Mittlerweile hat die Immobilienbranche das Studentenwohnen in Deutschland als lukrativen Markt entwickelt. Als Zielgruppe haben die Investoren allerdings vornehmlich das finanzstarke Viertel der Studenten im Blick. So baut die dänische Base-Camp-Gruppe, die Apartments in Dänemark, Polen und Deutschland hält, in Göttingen 560 Wohnplätze mit Vollmöblierung. Die Miete dürfte bei etwa 500 Euro liegen.
Auch lokale Unternehmen und etwa die BGP-Gruppe tummeln sich auf dem Studi-Mietmarkt in Göttingen. Deren »Campusglück«-Wohnungen gibt es bereits in Kiel, Münster und Köln. Solche Beispiele zeigen, dass »das studentische Wohnen auch in einer verhältnismäßig kleinen Universitätsstadt wie Göttingen für überregionale Investor*innen attraktiv geworden ist«, analysiert Michael Mießner von der Technischen Universität Dresden. Humangeograf Mießner befasst sich mit Immobilienmärkten abseits der Ballungsräume.
Was in Deutschland wegen der explodierenden Mieten in vielen Städten bis auf weiteres undenkbar erscheint, ist in Großbritannien bereits Wirklichkeit: Es gibt ein Überangebot an Studentenwohnungen. Wie in anderen Ländern der Europäischen Union hatte die Zahl der Unterkünfte seit der Jahrtausendwende nicht mit der steil ansteigenden Zahl Studierwilliger mithalten können. Vor allem die Niedrigzinsen seit der Finanzkrise machten dann aber Investitionen in Immobilien besonders reizvoll, beträgt doch die sichere Rendite fürs Betongold durchschnittlich etwa drei Prozent.
Im Nischensegment des Studentenwohnens versprachen sich zum Beispiel der US-amerikanische Vermögensverwalter Blackrock und die britische Unite Students - heute einer der Marktführer in dem Bereich mit 50 000 Wohnungen in 22 Städten - noch höhere Profite als im normalen Mietwohnungsbereich.

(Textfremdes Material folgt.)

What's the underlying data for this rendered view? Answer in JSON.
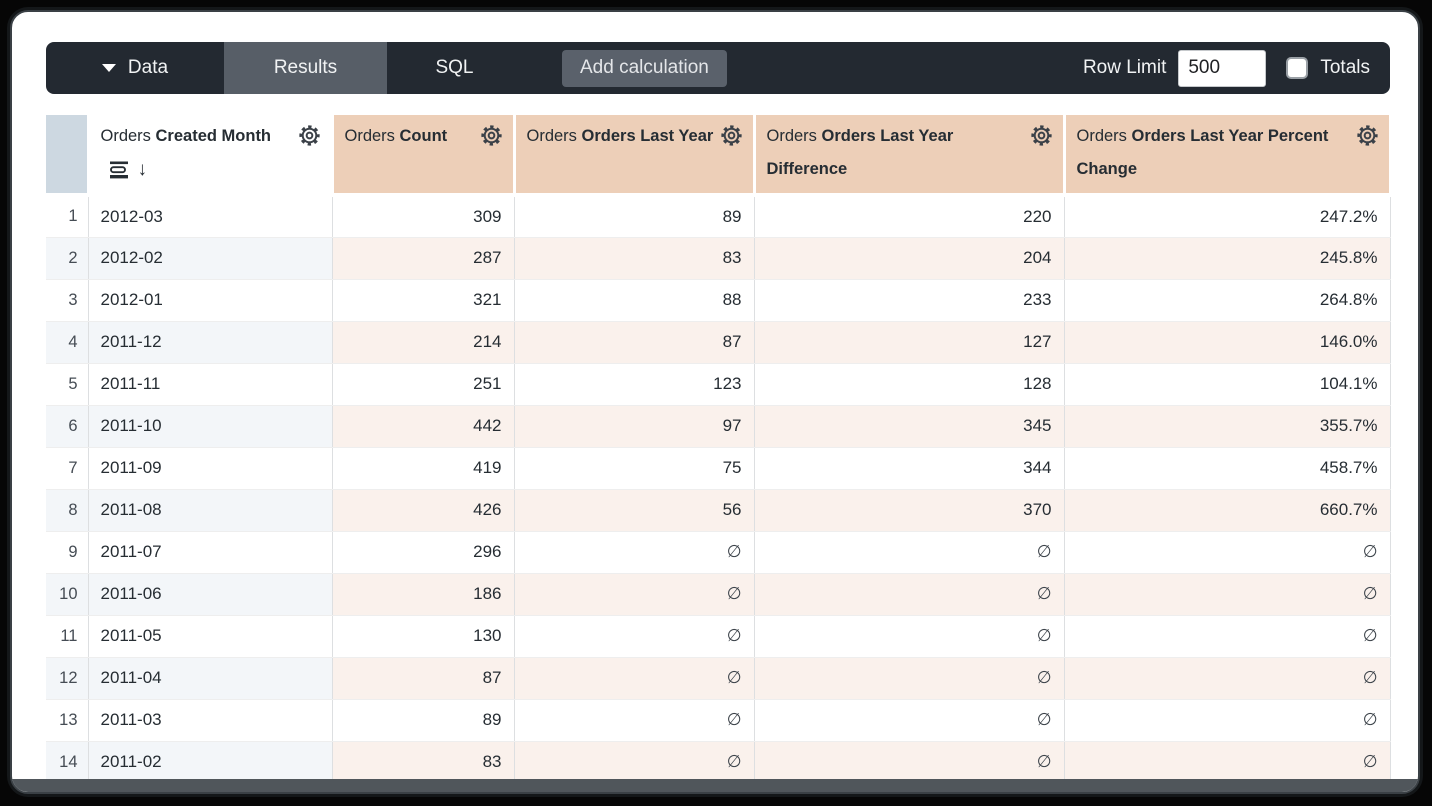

Jahr für Jahr wurden in Großbritannien daher Milliardenbeträge in den Bau von Studentenwohnungen investiert. Doch inzwischen lässt die Nachfrage deutlich nach. In vielen britischen Städten stehen laut Medienberichten viele Wohnungen leer, und Blackrock sucht Käufer für seine Studentenheime.
Von Leerständen in Studi-Unterkünften ist man in Deutschland noch weit entfernt. Die Zahl der Studierenden steigt auch hierzulande seit Jahren. Im vergangenen Wintersemester waren gut 2,8 Millionen Menschen an Hochschulen eingeschrieben. Zum Vergleich: Vor zwei Jahrzehnten zählte das Statistische Bundesamt nur rund 1,8 Millionen Studenten. In zahlreichen Hochschulstädten protestierten Ende Oktober Studierende unter dem Frust-Motto »Lernen am Limit«.